Sahabatnews.com-Tanjungbalai Kantor Komisi Pemilihan Umum (KPU) Kota Tanjungbalai digerebek tim penyidik Kejaksaan Negeri (Kejari) Tanjungbalai dalam pengusutan dugaan korupsi dana hibah senilai Rp16,5 miliar.
Penggeledahan berlangsung selama lima jam, mulai pukul 09.00 hingga 14.00 WIB, Rabu (27/8/2025). Dari hasil penggeledahan, penyidik menyita sejumlah dokumen penting serta perangkat elektronik milik KPU Tanjungbalai.

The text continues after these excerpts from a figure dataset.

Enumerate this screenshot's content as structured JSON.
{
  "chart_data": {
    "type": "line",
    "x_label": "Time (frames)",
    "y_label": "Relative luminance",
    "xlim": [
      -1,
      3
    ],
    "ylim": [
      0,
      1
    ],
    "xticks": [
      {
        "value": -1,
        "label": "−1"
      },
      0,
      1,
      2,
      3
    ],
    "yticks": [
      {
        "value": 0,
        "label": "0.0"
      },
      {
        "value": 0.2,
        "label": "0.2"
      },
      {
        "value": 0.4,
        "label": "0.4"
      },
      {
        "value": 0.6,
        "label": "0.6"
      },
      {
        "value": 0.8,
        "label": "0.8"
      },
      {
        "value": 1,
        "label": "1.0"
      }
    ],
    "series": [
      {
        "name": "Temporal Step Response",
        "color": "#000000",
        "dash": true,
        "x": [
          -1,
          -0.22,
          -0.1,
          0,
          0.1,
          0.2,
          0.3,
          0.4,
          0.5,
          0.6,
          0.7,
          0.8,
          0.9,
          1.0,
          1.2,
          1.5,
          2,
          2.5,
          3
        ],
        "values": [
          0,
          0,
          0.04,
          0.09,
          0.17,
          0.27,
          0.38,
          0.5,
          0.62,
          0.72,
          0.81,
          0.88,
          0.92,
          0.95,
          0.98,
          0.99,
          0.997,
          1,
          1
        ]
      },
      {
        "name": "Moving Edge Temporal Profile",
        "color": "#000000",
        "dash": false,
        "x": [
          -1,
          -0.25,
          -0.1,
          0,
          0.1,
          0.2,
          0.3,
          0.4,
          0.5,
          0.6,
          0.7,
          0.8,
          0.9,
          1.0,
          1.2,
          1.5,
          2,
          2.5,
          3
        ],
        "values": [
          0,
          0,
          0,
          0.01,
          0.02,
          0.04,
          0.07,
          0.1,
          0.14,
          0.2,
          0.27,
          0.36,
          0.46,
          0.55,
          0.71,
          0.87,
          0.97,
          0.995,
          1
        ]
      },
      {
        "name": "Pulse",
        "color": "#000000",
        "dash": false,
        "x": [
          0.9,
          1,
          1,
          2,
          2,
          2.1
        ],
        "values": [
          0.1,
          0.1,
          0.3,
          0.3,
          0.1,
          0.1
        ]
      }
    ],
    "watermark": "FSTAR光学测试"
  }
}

“Tim penyidik sudah membawa beberapa dokumen dan perangkat elektronik yang diperlukan dalam rangka mengungkap kasus dugaan tipikor tersebut,” ungkap Kepala Seksi Intelijen Kejari Tanjungbalai, Juergen K. Marusaha Panjaitan.
Juergen menjelaskan, langkah itu berkaitan dengan penyidikan dugaan penyelewengan dana hibah yang dialokasikan untuk KPU Tanjungbalai pada tahun anggaran 2023–2024. Anggaran yang disorot mencapai Rp16,5 miliar.
“Adapun penggeledahan dilakukan berkaitan dengan proses penyidikan dugaan tindak pidana korupsi penggunaan belanja hibah uang oleh KPU Kota Tanjungbalai TA 2023 dan 2024 dengan total pagu Rp16,5 miliar,” tegasnya.
Sejauh ini, tim penyidik telah memeriksa 12 orang dari pihak KPU Tanjungbalai. Namun, Kejari belum merinci siapa saja pihak yang sudah dimintai keterangan.
Pemeriksaan lebih lanjut bakal dilakukan untuk menguak aliran dana hibah tersebut dan memastikan pihak-pihak yang bertanggung jawab dalam dugaan korupsi ini.